When he hears Alissa, he moves hurriedly away the desk, from the impertinence of sitting where only Emile Feneon should sit. She pauses in the doorway, and before he can apologise to her, she says, ‘I love the smell in here. Don’t you? I’d like to have it in a little bottle so I could take it with me everywhere I go for the rest of my life.’
‘Go? Where would you go?’
She shrugs. ‘Nowhere unless we have to.’
‘But your father has discussed it with you?’
‘Of course.’
‘I didn’t know.’
‘You must have assumed it.’
‘You want to go to France?’
‘It’s far too late for that, don’t you think? Back to Saigon. Perhaps Hong Kong. As I said, we won’t go anywhere unless we have to. Japan is my home.’
‘I’m sure,’ he says, ‘there will be no need for you to leave. I’m sure . .’ He tries to think of some phrase, in Japanese or French, that will reassure her, but she says, ‘Let’s not talk about it any more.’ And then, ‘Were you looking for something in here?’

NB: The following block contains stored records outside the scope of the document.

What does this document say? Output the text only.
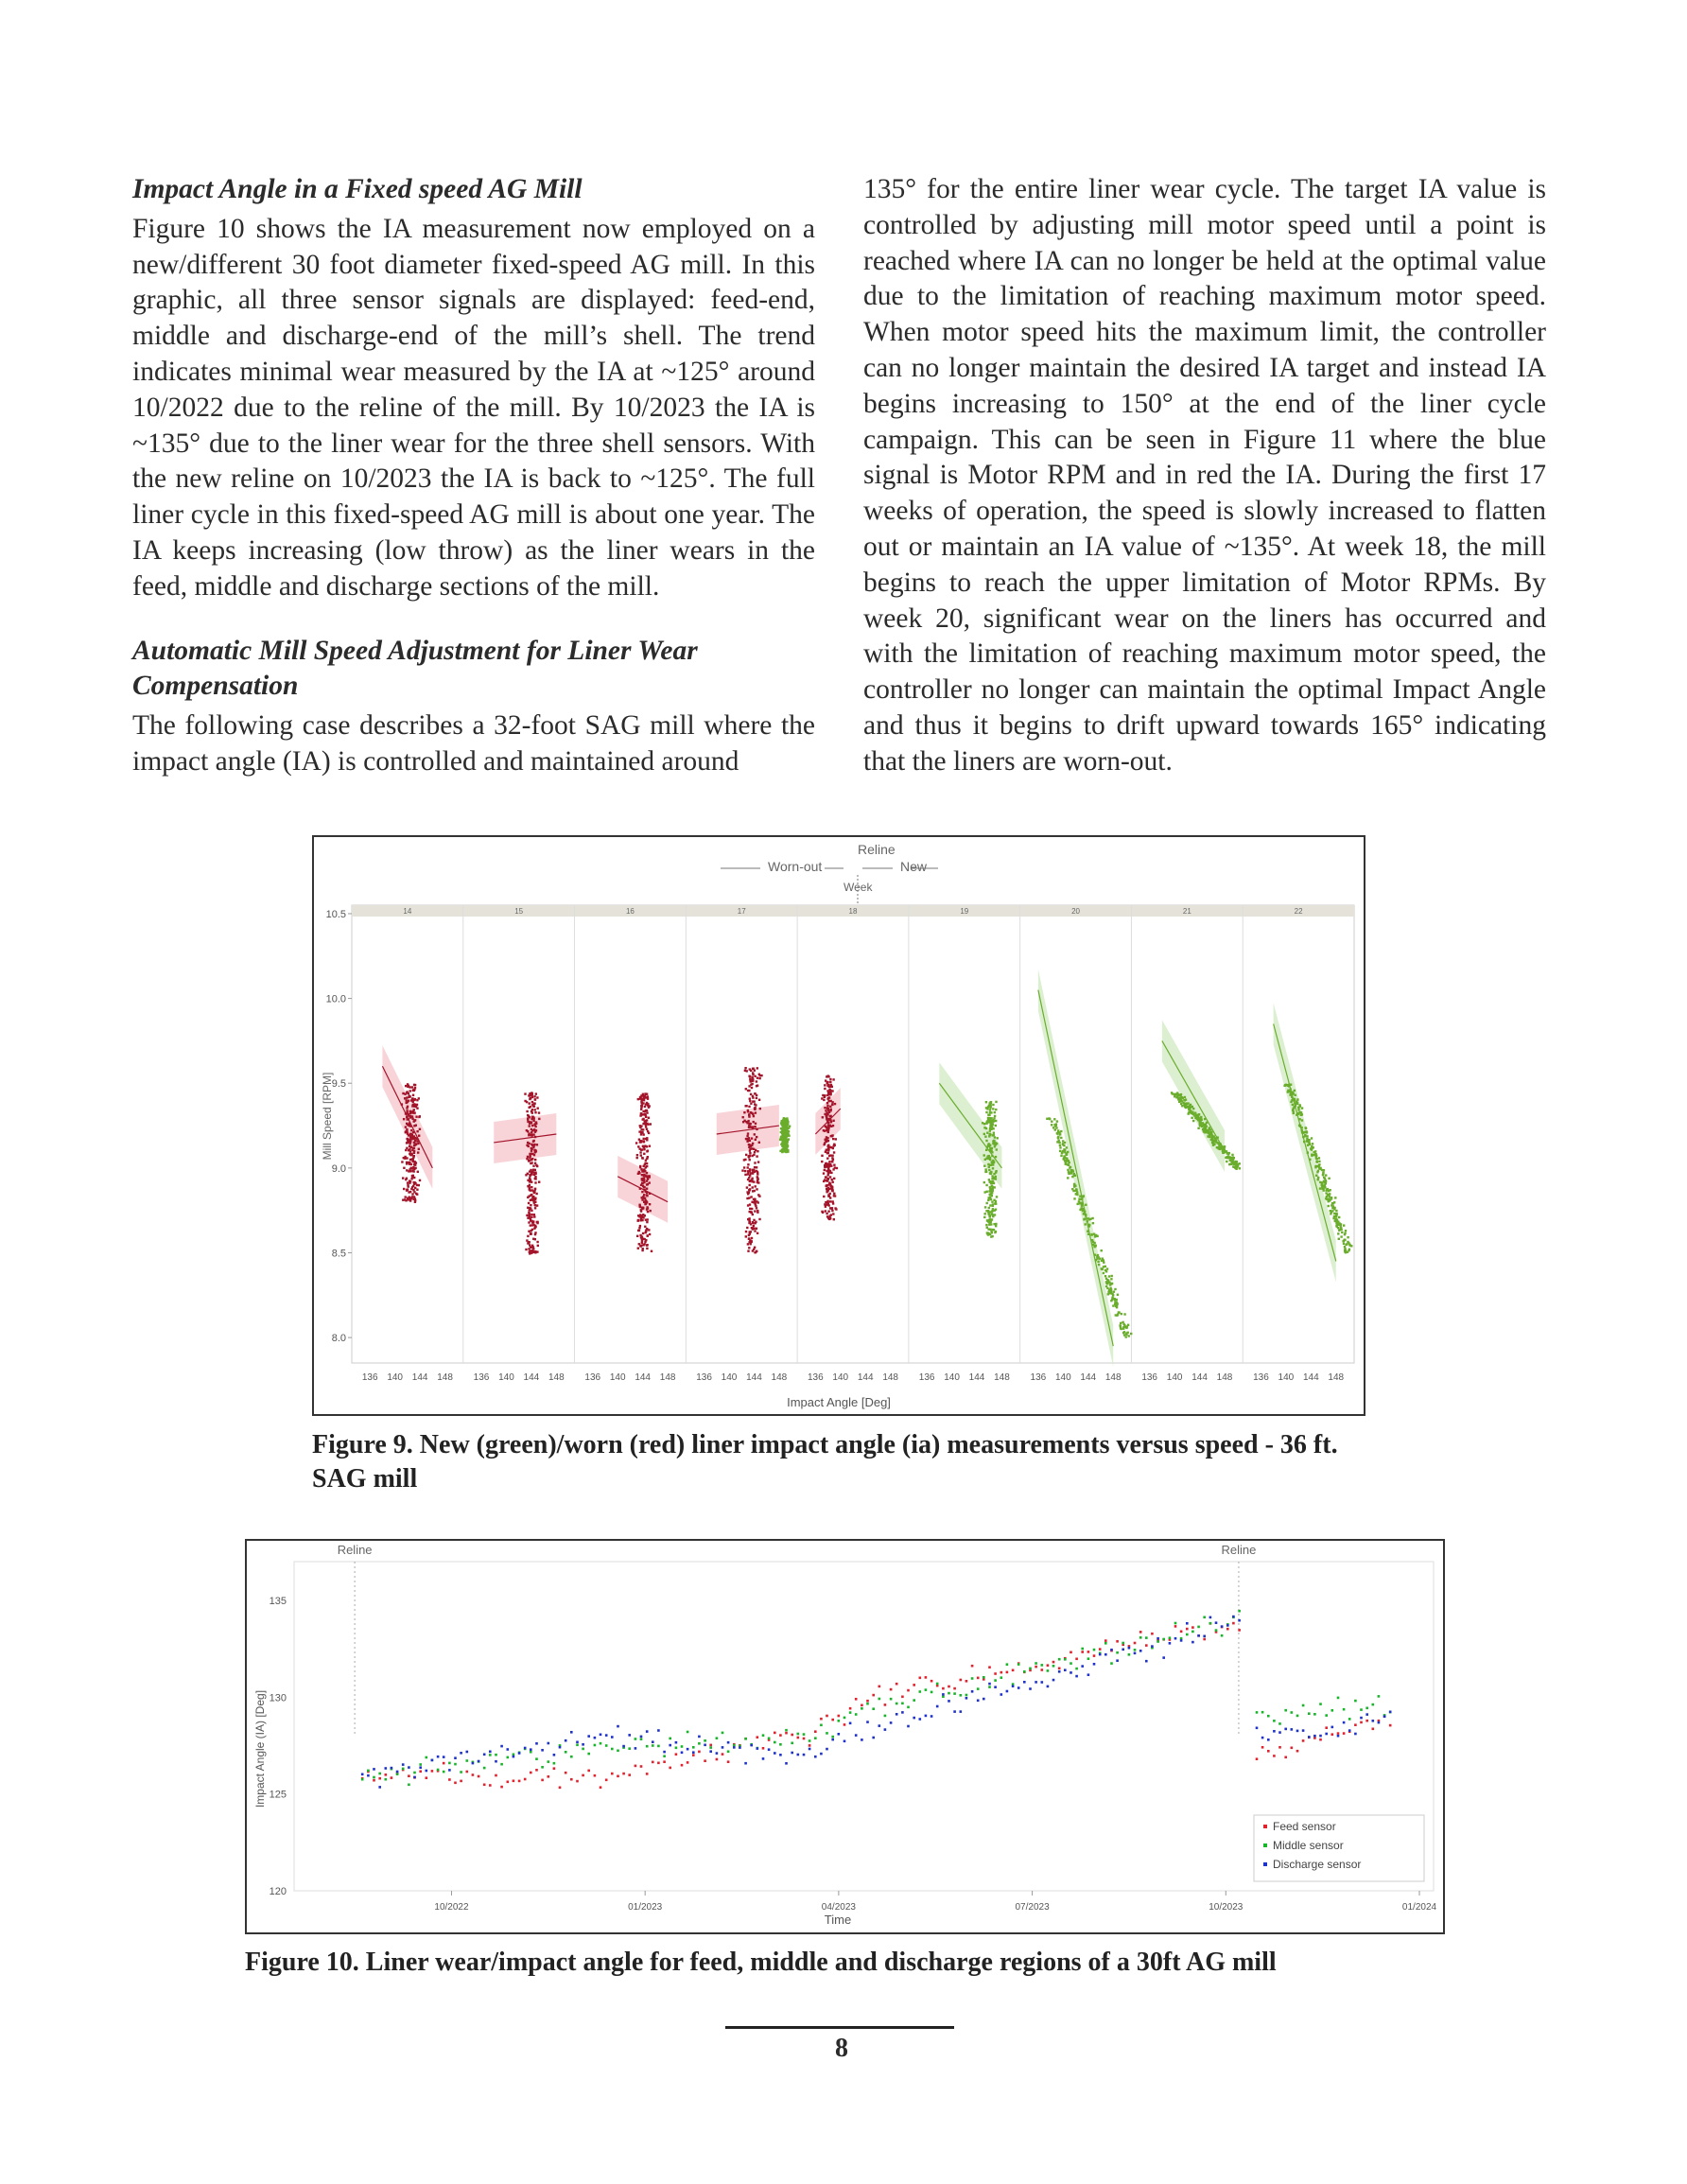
Impact Angle in a Fixed speed AG Mill

Figure 10 shows the IA measurement now employed on a new/different 30 foot diameter fixed-speed AG mill. In this graphic, all three sensor signals are displayed: feed-end, middle and discharge-end of the mill’s shell. The trend indicates minimal wear measured by the IA at ~125° around 10/2022 due to the reline of the mill. By 10/2023 the IA is ~135° due to the liner wear for the three shell sensors. With the new reline on 10/2023 the IA is back to ~125°. The full liner cycle in this fixed-speed AG mill is about one year. The IA keeps increasing (low throw) as the liner wears in the feed, middle and discharge sections of the mill.

Automatic Mill Speed Adjustment for Liner Wear Compensation

The following case describes a 32-foot SAG mill where the impact angle (IA) is controlled and maintained around

135° for the entire liner wear cycle. The target IA value is controlled by adjusting mill motor speed until a point is reached where IA can no longer be held at the optimal value due to the limitation of reaching maximum motor speed. When motor speed hits the maximum limit, the controller can no longer maintain the desired IA target and instead IA begins increasing to 150° at the end of the liner cycle campaign. This can be seen in Figure 11 where the blue signal is Motor RPM and in red the IA. During the first 17 weeks of operation, the speed is slowly increased to flatten out or maintain an IA value of ~135°. At week 18, the mill begins to reach the upper limitation of Motor RPMs. By week 20, significant wear on the liners has occurred and with the limitation of reaching maximum motor speed, the controller no longer can maintain the optimal Impact Angle and thus it begins to drift upward towards 165° indicating that the liners are worn-out.

Reline
Worn-out	New
Week
Mill Speed [RPM]
Impact Angle [Deg]
8.0
8.5
9.0
9.5
10.0
10.5	14
136 140 144 148
15
136 140 144 148
16
136 140 144 148
17
136 140 144 148
18
136 140 144 148
19
136 140 144 148
20
136 140 144 148
21
136 140 144 148
22
136 140 144 148
Figure 9. New (green)/worn (red) liner impact angle (ia) measurements versus speed - 36 ft. SAG mill
Impact Angle (IA) [Deg]
Time
120
125
130
135
10/2022	01/2023	04/2023	07/2023	10/2023	01/2024
Reline	Reline
Feed sensor
Middle sensor
Discharge sensor
Figure 10. Liner wear/impact angle for feed, middle and discharge regions of a 30ft AG mill
8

‘What would I be looking for?’
‘I don’t know. The letter perhaps?’
With the light behind her he cannot see her expression, but he recognises the tone of voice, the streak of silent amusement in it. ‘It would,’ he says stiffly, ‘be unforgivable. It would—’
‘I know,’ she says. ‘I didn’t mean . .’
‘No.’
‘Of course not.’
‘But is it here?’
She laughs. ‘Probably. Though it would take us all night to find it. It might even be in the attic. There are boxes and boxes up there.’
‘You’ve really read it?’
‘Years ago.’
‘And you remember nothing about it?’
‘He’s your hero,’ she says, ‘not mine. I prefer Hitomaro.’
‘Hitomaro!’
“‘One morning like a bird she was gone in the white scarves of death. Now when the child whom she left in her memory cries and begs for her, all I can do is lift him and embrace him clumsily.” Isn’t it beautiful? But I was going to show you something,’ she says, ‘unless you’d rather stay here and start looking through the desk drawers?’
He follows her out of the study, then through the salon to the bottom of the stairs. He has never been to the top of the house before, nor, as far as he knows, has any other member of the club. Upstairs was ‘interdit aux élèves’, and though he has been curious about it, has on occasion exercised his imagination on it, he has been content it should remain so, a place apart, a sanctum where the kami sleeps.
Beatrice patters behind them. Alissa sends her back to the salon, then leads Yuji up to the landing, a narrow carpeted corridor where two windows look over the road. On the walls between the windows there are paintings, watery landscapes, a view of a town with tightly winding grey-stone streets.
‘This is Papa’s room,’ she says, opening the door wide enough for Yuji to see the brass bed-end, the big wardrobe, the vitreous gleam of the washstand. ‘And this one,’ she says, passing another door and going ahead to the end of the landing, ‘is mine.’